Bilginin Değeri "SHOW"da Mı ?

Bilgisiz bir kimse, savaş davuluna benzer,
sesi çok, içi boştur.
                                                    Sadi


21.yy Bilgi Çağı diyorlar, bence “Pazarlama Çağı” … Neden mi ? Gerçek bilgi ve pazarlama bilgisi arasındaki farkın değerini çok az kişi biliyor. Bu sorun birçok şirkette gizli bir virüs gibi dolaşmakta olup çoğu yönetici tarafından fark edilmeyip çalışan kadrolarında büyük sorun yaratmaktadır.

Balıklar mı, Tavuklar mı ?

Aslında “Bir başar, beş bağır” kuralının hikayesi tavukların yaşam tarzından alıntıdır. Bazı kişiler tavuklar gibi bir iş yapıp , beş kez yaptıklarını duyururken bazı kişiler denizin dibine milyonlarca yumurta bıraktığı halde, hiç ses çıkamayan balıklara benzer. Kim daha çalışkan ? – Balıklar, Kim daha çok takdir ediliyor ?  Tavuklar. Bu kuralın iş dünyasında inanılmaz bir geçerliliği var.

Bir süredir bunun nedenini sorguluyorum, çünkü bu şirketlerde çalışkan ve mütevazı kişiler için oldukça büyük bir problem.

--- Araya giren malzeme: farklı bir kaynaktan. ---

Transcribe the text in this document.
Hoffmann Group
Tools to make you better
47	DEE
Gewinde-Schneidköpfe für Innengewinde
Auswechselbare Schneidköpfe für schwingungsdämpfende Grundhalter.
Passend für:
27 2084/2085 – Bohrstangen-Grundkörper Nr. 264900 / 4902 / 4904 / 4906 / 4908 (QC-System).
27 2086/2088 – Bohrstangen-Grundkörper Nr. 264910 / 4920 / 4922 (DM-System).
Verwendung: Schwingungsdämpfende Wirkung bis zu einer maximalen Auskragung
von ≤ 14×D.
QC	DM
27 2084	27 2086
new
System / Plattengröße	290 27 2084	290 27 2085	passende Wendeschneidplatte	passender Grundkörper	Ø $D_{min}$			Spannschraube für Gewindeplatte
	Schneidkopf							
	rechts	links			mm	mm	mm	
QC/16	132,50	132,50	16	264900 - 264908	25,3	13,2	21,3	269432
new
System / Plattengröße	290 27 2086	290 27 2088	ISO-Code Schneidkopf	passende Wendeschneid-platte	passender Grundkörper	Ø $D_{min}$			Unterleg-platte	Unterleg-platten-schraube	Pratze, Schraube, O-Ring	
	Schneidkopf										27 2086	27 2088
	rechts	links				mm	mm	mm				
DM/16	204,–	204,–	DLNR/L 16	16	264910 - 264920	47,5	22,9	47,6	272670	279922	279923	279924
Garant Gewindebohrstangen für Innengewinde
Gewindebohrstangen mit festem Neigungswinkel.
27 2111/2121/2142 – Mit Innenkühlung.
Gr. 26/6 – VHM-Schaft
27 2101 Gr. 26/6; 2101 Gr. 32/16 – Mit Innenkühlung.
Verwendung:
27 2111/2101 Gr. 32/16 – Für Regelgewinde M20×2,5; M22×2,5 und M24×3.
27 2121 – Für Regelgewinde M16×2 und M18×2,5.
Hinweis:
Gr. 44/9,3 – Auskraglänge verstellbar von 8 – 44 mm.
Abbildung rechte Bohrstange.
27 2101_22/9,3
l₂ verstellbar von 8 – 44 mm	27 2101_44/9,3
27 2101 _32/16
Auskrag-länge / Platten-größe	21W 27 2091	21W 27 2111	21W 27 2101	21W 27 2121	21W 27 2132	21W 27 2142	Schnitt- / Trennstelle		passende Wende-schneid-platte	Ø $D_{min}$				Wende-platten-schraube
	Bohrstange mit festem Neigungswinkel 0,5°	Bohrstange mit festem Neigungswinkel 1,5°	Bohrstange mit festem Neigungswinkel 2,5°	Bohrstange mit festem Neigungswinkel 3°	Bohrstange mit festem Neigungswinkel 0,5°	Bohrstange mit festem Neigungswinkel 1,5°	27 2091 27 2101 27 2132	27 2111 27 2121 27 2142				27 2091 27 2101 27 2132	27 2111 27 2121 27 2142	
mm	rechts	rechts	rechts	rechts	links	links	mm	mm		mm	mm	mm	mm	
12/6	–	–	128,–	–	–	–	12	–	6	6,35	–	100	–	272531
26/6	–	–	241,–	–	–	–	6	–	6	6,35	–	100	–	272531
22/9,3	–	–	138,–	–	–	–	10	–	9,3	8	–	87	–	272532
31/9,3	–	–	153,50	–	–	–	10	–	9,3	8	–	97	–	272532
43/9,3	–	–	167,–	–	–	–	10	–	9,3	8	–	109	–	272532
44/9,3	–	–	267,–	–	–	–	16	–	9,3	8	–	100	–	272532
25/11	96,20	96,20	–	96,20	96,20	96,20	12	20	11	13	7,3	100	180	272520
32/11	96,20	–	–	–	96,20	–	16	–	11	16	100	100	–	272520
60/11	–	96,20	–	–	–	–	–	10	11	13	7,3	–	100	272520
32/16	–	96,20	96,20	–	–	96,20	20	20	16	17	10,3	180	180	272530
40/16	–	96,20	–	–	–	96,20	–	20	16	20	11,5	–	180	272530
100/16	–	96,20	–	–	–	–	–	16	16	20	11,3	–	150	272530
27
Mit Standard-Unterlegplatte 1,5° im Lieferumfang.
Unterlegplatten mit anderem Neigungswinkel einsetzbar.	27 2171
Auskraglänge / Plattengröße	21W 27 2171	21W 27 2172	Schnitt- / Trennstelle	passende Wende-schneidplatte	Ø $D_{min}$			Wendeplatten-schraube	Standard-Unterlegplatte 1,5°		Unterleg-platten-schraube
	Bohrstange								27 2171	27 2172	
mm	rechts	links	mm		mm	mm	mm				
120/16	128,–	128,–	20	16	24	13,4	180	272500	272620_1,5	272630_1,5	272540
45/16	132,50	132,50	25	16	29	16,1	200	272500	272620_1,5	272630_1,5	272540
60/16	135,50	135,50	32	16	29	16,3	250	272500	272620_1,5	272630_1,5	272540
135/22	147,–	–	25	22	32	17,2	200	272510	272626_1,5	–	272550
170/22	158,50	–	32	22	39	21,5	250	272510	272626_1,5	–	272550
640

Bu kuralın iş dünyasında geçerliliği bence iki ana nedene bağlı ;

1) Kişilerin derinlemesine bilgi sahibi olmaması,
2) Şirketlerde “sayısal veriye dayalı sistematik” yönetim tarzının olmaması.

Derinlemesine Bilgi Sahibi Olmamak

Hani çağı bilgi çağı ya… bilgide bir bilgisayarın baş ucunda. Genel kültür seviyesinde elde edilen bilgileri, birazcık yöneticilerin sevdiği kelimelerle süslediğinizde sizden daha bilgilisi yok, ta ki bu işin gerçek uzmanı ile karşılana kadar. Buda çok az, çünkü batılıların uzmanlaşma kültürü bizde yok, bizler “Show Kültürü”nün çalışanları veya yöneticileriyiz… Konferans ve toplantılarda bile bize show yapanı, gerçek bilgiyi sunandan daha çok alkışlıyoruz.

İlgili konu hakkında derinlemesine bilgi sahibi olmadığımız için normal görev kapsamında olan işleri dahi bize abartarak sunan kişileri takdir ediyoruz. Diğer gruptaki kişiler ise “Yöneticim beni görür” mantığından hareketle balık misali her gün bir sürü iş yapsalar bile bunu zikretmiyorlar…

“Sayısal Veriye Dayalı Sistematik “Yönetim Tarzının Olmaması

Sayılar, ilk okuldan kabusumuz… Şimdi bunun yönetimin bir parçası olmasını istemek belki de başımıza gelebilecek en büyük felaket. O yüzden bizi değerlendirecek ve başarımızı ölçecek sistemlere ve kriterlere karşı çıkışımız. Yuvarlak konuşmak bizi daha az sorumluluk altına sokuyor ve daha çok mutlu ediyor, çünkü başarısızlığımızı ikna kabiliyetimiz ile ört bas edebiliriz.

Bu iki ana neden bizim bilgiyi show’a tercih ettiğimizin bir göstergesidir. Bilginin değerini show şekliniz belirliyor. Biri beş gösteren çalışanları desteklemek ve diğerlerini görmeme becerisi İnsan Kaynakları adına yönetim hatasından başka bir şey değildir.

Konuya hakim olmamak ve verilere dayalı sistemin şirkette olmaması “Üst Yönetim Hatası” olup bilgili ve dürüst çalışan kişilerin avuçlarımızın arasından sessizce gitmesine izin vermektir.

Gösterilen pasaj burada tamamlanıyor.